Key Components

  1. Raspberry Pi 3: Acts as the main controller, interfacing with other components through a Quad UART USB module. It also handles programming and debugging via SPI and JTAG interfaces.
  2. ToF PCB: This is the heart of the optical transceiver, hosting both the transmitter (laser) and the receiver (photo detector).
  3. FPGA Board: An Olimex FPGA board, running a softcore RiscV CPU, handles signal processing, including histogram measurements and time-to-digital conversion.
  4. Opto-Mechanics: The system is mounted on a 2-axis gimbal, allowing for 360-degree scanning. Focusing optics ensure that the laser beam and receiver are aligned correctly for accurate measurements.

Detailed Breakdown

Transmitter

The transmitter utilizes a high-speed infrared laser at 850nm, driven by a custom pulse generation circuit. The pulse duration can be toggled between short (nanoseconds) and long modes using NAND logic gates. Amplification is handled by an RF amplifier, which ensures the laser emits powerful, clean pulses.

Receiver

The receiver is equipped with either an Avalanche Photodiode (APD) or a Silicon Photomultiplier (SiPM), both offering different advantages in sensitivity and response time. The incoming signals are processed through a Transimpedance Amplifier (TIA) and a Low Noise Amplifier (LNA) to ensure minimal noise and maximum signal clarity.

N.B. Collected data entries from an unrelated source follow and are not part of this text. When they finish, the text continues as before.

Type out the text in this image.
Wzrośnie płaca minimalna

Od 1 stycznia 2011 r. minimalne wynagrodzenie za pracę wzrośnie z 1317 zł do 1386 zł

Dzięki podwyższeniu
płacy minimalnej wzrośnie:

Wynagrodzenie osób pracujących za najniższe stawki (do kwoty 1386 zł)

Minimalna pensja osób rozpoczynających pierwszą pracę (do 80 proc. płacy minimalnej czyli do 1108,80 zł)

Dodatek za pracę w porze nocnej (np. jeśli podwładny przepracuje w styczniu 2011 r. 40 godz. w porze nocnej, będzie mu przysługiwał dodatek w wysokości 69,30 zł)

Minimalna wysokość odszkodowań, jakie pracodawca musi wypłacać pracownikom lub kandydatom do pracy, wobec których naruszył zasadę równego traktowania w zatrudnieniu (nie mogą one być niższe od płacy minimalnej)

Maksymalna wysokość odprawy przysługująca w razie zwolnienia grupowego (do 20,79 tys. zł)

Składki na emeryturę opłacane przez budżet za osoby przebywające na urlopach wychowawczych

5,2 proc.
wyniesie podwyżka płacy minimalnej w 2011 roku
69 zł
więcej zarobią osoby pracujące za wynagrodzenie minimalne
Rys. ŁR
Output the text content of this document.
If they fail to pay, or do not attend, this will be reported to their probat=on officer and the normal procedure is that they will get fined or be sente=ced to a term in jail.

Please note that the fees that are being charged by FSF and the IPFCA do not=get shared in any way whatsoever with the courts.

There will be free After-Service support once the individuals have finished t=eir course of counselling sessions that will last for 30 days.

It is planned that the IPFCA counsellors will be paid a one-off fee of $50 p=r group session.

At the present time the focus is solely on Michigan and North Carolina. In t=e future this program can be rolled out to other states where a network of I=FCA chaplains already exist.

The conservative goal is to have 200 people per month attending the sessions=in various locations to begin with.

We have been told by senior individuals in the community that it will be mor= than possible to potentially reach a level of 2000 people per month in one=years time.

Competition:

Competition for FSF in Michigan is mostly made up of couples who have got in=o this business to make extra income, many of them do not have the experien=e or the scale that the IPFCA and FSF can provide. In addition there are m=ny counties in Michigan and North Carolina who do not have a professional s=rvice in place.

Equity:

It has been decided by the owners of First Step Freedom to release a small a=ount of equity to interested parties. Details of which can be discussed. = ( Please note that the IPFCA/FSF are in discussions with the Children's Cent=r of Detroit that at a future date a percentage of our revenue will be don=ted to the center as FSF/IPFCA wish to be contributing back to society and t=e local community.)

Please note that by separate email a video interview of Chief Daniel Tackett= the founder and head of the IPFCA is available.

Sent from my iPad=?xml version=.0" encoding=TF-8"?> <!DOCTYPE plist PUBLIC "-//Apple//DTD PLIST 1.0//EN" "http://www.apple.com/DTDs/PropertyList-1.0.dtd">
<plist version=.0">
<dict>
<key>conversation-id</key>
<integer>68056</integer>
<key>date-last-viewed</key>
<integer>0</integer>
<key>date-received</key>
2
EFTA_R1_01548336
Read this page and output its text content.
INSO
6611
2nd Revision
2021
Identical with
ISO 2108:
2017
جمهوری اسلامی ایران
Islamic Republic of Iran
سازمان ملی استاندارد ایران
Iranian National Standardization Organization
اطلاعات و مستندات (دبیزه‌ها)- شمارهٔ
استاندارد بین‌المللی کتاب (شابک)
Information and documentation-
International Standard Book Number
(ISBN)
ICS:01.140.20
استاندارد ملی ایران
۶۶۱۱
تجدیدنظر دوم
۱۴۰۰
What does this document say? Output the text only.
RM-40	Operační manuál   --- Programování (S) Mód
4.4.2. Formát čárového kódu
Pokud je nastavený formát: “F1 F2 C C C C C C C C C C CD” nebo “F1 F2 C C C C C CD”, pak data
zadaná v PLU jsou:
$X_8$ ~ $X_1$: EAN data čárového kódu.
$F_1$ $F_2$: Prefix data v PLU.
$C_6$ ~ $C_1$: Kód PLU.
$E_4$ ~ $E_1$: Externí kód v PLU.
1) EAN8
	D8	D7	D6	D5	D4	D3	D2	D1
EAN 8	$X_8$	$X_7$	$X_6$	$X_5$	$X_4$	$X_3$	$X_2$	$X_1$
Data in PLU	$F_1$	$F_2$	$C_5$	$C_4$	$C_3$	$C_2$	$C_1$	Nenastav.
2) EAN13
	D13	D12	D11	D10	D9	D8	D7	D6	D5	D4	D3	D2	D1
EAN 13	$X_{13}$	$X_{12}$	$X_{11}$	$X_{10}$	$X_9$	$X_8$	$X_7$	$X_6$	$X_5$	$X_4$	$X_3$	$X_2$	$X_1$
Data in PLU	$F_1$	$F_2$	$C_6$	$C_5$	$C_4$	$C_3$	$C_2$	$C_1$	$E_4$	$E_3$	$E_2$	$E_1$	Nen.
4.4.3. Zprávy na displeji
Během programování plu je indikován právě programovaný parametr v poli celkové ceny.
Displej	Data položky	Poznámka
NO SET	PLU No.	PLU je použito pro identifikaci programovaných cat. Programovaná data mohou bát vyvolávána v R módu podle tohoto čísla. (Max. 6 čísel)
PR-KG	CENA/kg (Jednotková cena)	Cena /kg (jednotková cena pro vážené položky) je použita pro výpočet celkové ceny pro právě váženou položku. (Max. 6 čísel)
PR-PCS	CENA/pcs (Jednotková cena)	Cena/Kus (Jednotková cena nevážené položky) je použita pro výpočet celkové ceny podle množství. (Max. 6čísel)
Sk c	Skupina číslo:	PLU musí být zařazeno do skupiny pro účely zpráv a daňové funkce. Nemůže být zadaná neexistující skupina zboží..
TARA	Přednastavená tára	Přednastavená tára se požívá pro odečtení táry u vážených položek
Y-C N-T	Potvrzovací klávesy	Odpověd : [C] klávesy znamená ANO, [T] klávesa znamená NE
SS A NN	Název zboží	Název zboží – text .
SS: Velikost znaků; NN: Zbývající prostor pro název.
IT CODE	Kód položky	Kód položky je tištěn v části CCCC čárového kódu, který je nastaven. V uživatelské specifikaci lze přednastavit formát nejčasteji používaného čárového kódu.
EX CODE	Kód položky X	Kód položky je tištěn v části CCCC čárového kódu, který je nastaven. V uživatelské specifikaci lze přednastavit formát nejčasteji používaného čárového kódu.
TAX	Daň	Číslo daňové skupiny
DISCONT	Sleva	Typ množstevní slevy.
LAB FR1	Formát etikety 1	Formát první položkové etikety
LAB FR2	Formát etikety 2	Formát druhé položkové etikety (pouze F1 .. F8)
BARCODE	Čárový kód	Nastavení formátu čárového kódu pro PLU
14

Calibration and Error Correction

To ensure accuracy, the system includes calibration routines. Signal characterization is used to understand the exact timing of signal arrival, and corrections are made for potential errors like "walking error," where signal strength variations can lead to timing inaccuracies.

Optics

The optics were designed with a focus on minimizing divergence and ensuring a tight field of view. This required precise alignment of the laser and receiver, a task made challenging by the system's modular design and the tight tolerances required for accurate measurement.

Mechanics and Motor Control

The system's mechanics include a gimbal with stepper motors, allowing for precise control of the laser's orientation. Backlash in the gears was corrected through software, ensuring accurate position tracking.

FPGA and Signal Processing

The FPGA is tasked with time-to-digital conversion, a critical function for measuring the time between the laser pulse emission and the signal return. This involves complex signal processing algorithms, implemented in FPGA logic and controlled via a custom Python framework.

Results and Future Work

The project successfully produced a 3D point cloud of a room, demonstrating the system's capability to perform precise, real-time scanning. However, there are still areas for improvement, including a higher peak power on the laser and enhancements to the optical alignment process.

Conclusion

This project exemplifies the power of combining educational goals with real-world engineering challenges. The resulting LiDAR system, while not a commercial product, serves as a robust platform for further research and development in optical communication, signal processing, and embedded systems design.

Whether for educational purposes or as a stepping stone to more advanced projects, the lessons learned here are invaluable.